Archive for October 8th, 2010

Last year I wrote about our chance find of damsons in a hedgerow on a lane in rural Oxfordshire and subsequently turning them into Spiced Damson Chutney.  We determined to return to the spot this year in the hope of picking them again but were disappointed to find, as we were a week or two later, they had all been either eaten by birds or taken by someone else – or possibly it was just not a very good harvest this year.  Some you win, some you lose!  However, all was not completely lost as, wandering along the hedgerow, I discovered a good crop of sloes and filled several boxes.  Last year I made Sloe Gin in time for Christmas (now is the time, by the way – there may just be some left in your area and they can be frozen).  I picked some Sloes for my parents and then wondered what to do with the remainder as, having some in the freezer already, I didn’t really have space for any more.
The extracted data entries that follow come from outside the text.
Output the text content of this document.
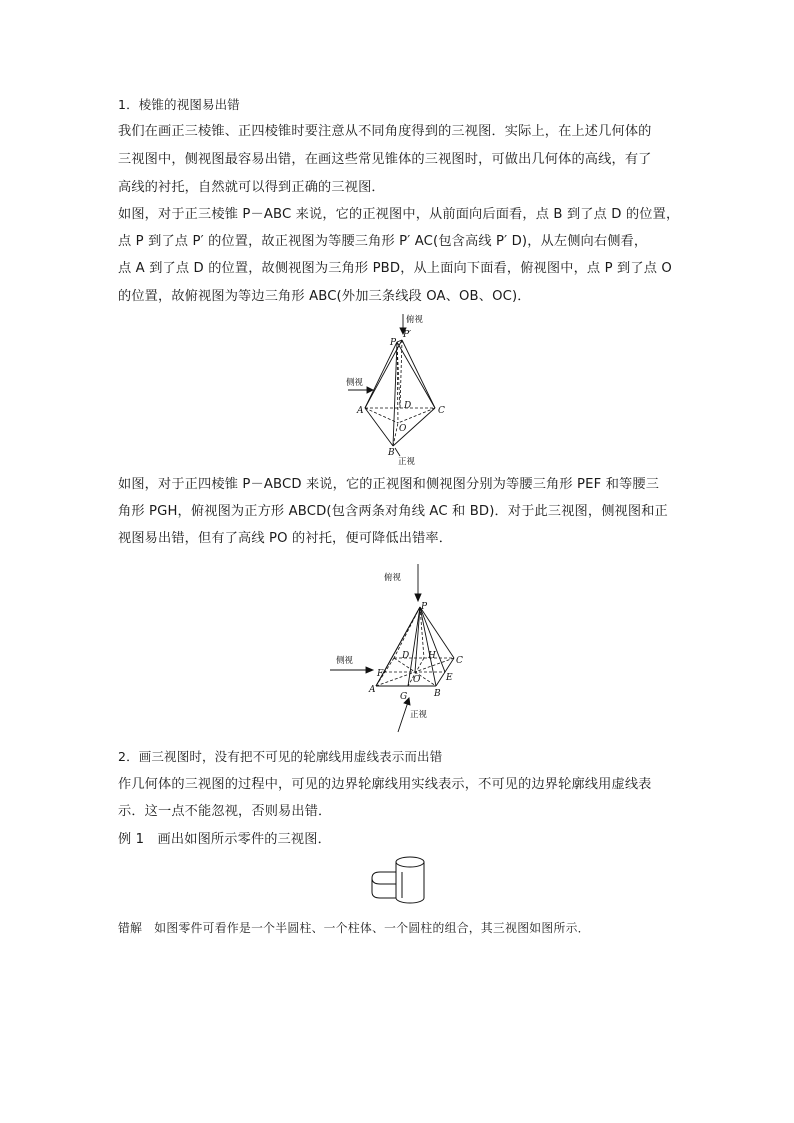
1．棱锥的视图易出错
我们在画正三棱锥、正四棱锥时要注意从不同角度得到的三视图．实际上，在上述几何体的
三视图中，侧视图最容易出错，在画这些常见锥体的三视图时，可做出几何体的高线，有了
高线的衬托，自然就可以得到正确的三视图．
如图，对于正三棱锥 P－ABC 来说，它的正视图中，从前面向后面看，点 B 到了点 D 的位置，
点 P 到了点 P′ 的位置，故正视图为等腰三角形 P′ AC(包含高线 P′ D)，从左侧向右侧看，
点 A 到了点 D 的位置，故侧视图为三角形 PBD，从上面向下面看，俯视图中，点 P 到了点 O
的位置，故俯视图为等边三角形 ABC(外加三条线段 OA、OB、OC)．
俯视
侧视
正视
P
P′
A	C
D
O
B
如图，对于正四棱锥 P－ABCD 来说，它的正视图和侧视图分别为等腰三角形 PEF 和等腰三
角形 PGH，俯视图为正方形 ABCD(包含两条对角线 AC 和 BD)．对于此三视图，侧视图和正
视图易出错，但有了高线 PO 的衬托，便可降低出错率．
俯视
侧视
正视
P
D H C
F
O	E
A
G	B
2．画三视图时，没有把不可见的轮廓线用虚线表示而出错
作几何体的三视图的过程中，可见的边界轮廓线用实线表示，不可见的边界轮廓线用虚线表
示．这一点不能忽视，否则易出错．
例 1　画出如图所示零件的三视图．
错解　如图零件可看作是一个半圆柱、一个柱体、一个圆柱的组合，其三视图如图所示．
This recipe from The Penguin Book of Jams, Pickles & Chutneys by David & Rose Mabey for Sloe & Apple Jelly attracted me.  It is recommended for serving with mutton, rabbit or jugged hare  and although we don’t eat hare, I do like both lamb and rabbit so it seemed worth a go.  I think it would also complement duck, in a Chinese influenced dish with some added oriental spices.  Duck in Plum Sauce is a favourite dish from the Chinese takeaway!  On reflection, I probably should have used a smaller saucepan in the final stage.  My only disappointment was that the jelly thickened quickly and was ready before I had prepared the jars.  By the time the jars were ready it had cooled slightly and started to set.  The texture would not win it any prizes, however the taste is delicious, which is what really matters.  I would make this again, although using a smaller pan for the final stage and hope one day to post a better picture.  The apple is needed as sloes are low in pectin so need it to set successfully.

'Meanderings through my Cookbook' http://www.hopeeternalcookbook.wordpress.com

Sloe & Apple Jelly
(not very much – a small jar)

1lb/454g sloes
1lb/454g apples

1.  Wash the sloes and if picked before the frost, prick them with a needle.  I successfully crushed them in the pan with a potato masher.

2.  Wash the apples and remove any bad bits and then roughly chop them.  They do not need to be peeled or cored.  Add them to the pan with sufficient water to just cover them.

3.  Simmer gently until the fruit is quite soft, stirring occasionally and pressing more with a wooden spoon to encourage juice to come out of the sloes.

4.  Strain the juice through a jelly bag suspended over a measuring jug.  Do not squeeze the bag as this will cause the jelly to be cloudy.  Leave for 24hours or at the very least overnight.

5.  Dispose of the pulp in the bag. 

6.  This stage needs to be done before finishing the jelly which will reduce quickly.  Wash the jars well and sterilise.  I usually do this by filling the jars with boiling water and putting the lids in a bowl of boiling water.  I pour away the water just before filling each jar and immediately take the lid from the bowl and screw it on. 

7.  Measure the strained liquid into a medium sized saucepan adding 1lb/454g sugar for each pint of liquid and bring to the boil. 

8.  Boil fast to set – a little placed on a saucer that has chilled in the freezer will wrinkle slightly when pushed with your finger.  Pot into the prepared jars.  Cool and label.  Serve with mutton or lamb, rabbit or jugged hare, or with duck prepared with Chinese spice flavours.